High level expression of human enteropeptidase light chain in Pichia pastoris.

Human enterokinase (enteropeptidase, rhEP), a serine protease expressed in the proximal part of the small intestine, converts the inactive form of trypsinogen to active trypsin by endoproteolytic cleavage. The high specificity of the target site makes enterokinase an ideal tool for cleaving fusion proteins at defined cleavage sites. The mature active enzyme is comprised of two disulfide-linked polypeptide chains. The heavy chain anchors the enzyme in the intestinal brush border membrane, whereas the light chain represents the catalytic enzyme subunit. The synthetic gene encoding human enteropeptidase light chain with His-tag added at the C-terminus to facilitate protein purification was cloned into Pichia pastoris expression plasmids under the control of an inducible AOX1 or constitutive promoters GAP and AAC. Cultivation media and conditions were optimized as well as isolation and purification of the target protein. Up to 4 mg/L of rhEP was obtained in shake-flask experiments and the expression level of about 60-70 mg/L was achieved when cultivating in lab-scale fermentors. The constitutively expressing strains proved more efficient and less labor-demanding than the inducible ones. The rhEP was immobilized on AV 100 sorbent (Iontosorb) to allow repeated use of enterokinase, showing specific activity of 4U/mL of wet matrix.

High level expression and purification of antimicrobial human cathelicidin LL-37 in Escherichia coli.
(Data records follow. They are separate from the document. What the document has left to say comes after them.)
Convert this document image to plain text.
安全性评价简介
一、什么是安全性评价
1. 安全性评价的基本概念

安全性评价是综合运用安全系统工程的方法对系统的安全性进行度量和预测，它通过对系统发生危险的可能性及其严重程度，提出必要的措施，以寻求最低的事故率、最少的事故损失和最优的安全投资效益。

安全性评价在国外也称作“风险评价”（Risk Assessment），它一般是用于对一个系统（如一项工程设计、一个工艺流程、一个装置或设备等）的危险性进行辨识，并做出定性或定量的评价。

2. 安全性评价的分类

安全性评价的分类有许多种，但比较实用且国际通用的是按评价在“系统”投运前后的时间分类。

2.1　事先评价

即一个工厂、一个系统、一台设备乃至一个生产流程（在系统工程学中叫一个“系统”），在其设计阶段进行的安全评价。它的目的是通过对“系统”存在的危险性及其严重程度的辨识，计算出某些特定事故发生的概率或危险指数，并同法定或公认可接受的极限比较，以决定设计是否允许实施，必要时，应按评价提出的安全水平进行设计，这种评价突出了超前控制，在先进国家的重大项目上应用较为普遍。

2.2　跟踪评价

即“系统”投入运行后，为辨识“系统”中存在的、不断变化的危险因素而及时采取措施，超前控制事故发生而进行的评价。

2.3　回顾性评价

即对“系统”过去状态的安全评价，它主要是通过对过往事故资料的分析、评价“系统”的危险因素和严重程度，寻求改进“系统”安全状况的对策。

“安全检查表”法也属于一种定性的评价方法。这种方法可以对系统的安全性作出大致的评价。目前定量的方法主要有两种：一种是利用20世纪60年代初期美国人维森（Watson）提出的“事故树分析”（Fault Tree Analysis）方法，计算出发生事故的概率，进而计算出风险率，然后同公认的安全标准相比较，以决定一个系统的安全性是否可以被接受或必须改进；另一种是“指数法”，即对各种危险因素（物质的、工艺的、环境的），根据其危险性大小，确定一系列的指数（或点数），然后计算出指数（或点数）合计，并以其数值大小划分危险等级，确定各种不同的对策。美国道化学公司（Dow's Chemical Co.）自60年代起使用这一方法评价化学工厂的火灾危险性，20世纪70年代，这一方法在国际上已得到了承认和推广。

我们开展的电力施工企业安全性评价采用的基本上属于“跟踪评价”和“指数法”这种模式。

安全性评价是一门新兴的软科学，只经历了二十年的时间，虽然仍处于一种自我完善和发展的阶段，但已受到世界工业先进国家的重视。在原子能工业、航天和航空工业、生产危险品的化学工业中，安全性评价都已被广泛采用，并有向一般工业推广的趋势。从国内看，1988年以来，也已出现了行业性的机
The human antimicrobial peptide LL-37 is a cationic peptide with antimicrobial activity against both Gram-positive and Gram-negative microorganisms. This work describes the development of an expression system based on Escherichia coli capable of high production of the recombinant LL-37. The fusion protein Trx-LL-37 was expressed under control of T7 promoter. The expression of T7 polymerase in the E. coli strain constructed in this work was controlled by regulation mechanisms of the arabinose promoter. The expression plasmid was stabilized by the presence of parB locus which ensured higher homology of the culture during cultivation without antibiotic selection pressure. This system was capable of producing up to 1 g of fusion protein per 1 l of culture. The subsequent semipreparative HPLC allowed us to isolate 40 mg of pure LL-37. LL-37 showed high antimicrobial activity against both Gram-negative and Gram-positive microorganisms. Its activity against Candida albicans was practically nonexistent. Minimal Inhibition Concentration (MIC) determined for E. coli was 1.65 microM; for Staphylococcus aureus 2.31 microM, and for Enterococcus faecalis 5.54 microM. The effects of cathelicidin on E. coli included the ability to permeabilize both cell membranes, as could be observed by the increase of beta-galactosidase activity in extracellular space in time. Physiological changes were studied by scanning electron microscopy; Gram-positive microorganisms did not show any visible changes in cell shapes while the changes observed on E. coli cells were evident. The results of this work show that the herein designed expression system is capable of producing adequate quantities of active human antimicrobial peptide LL-37.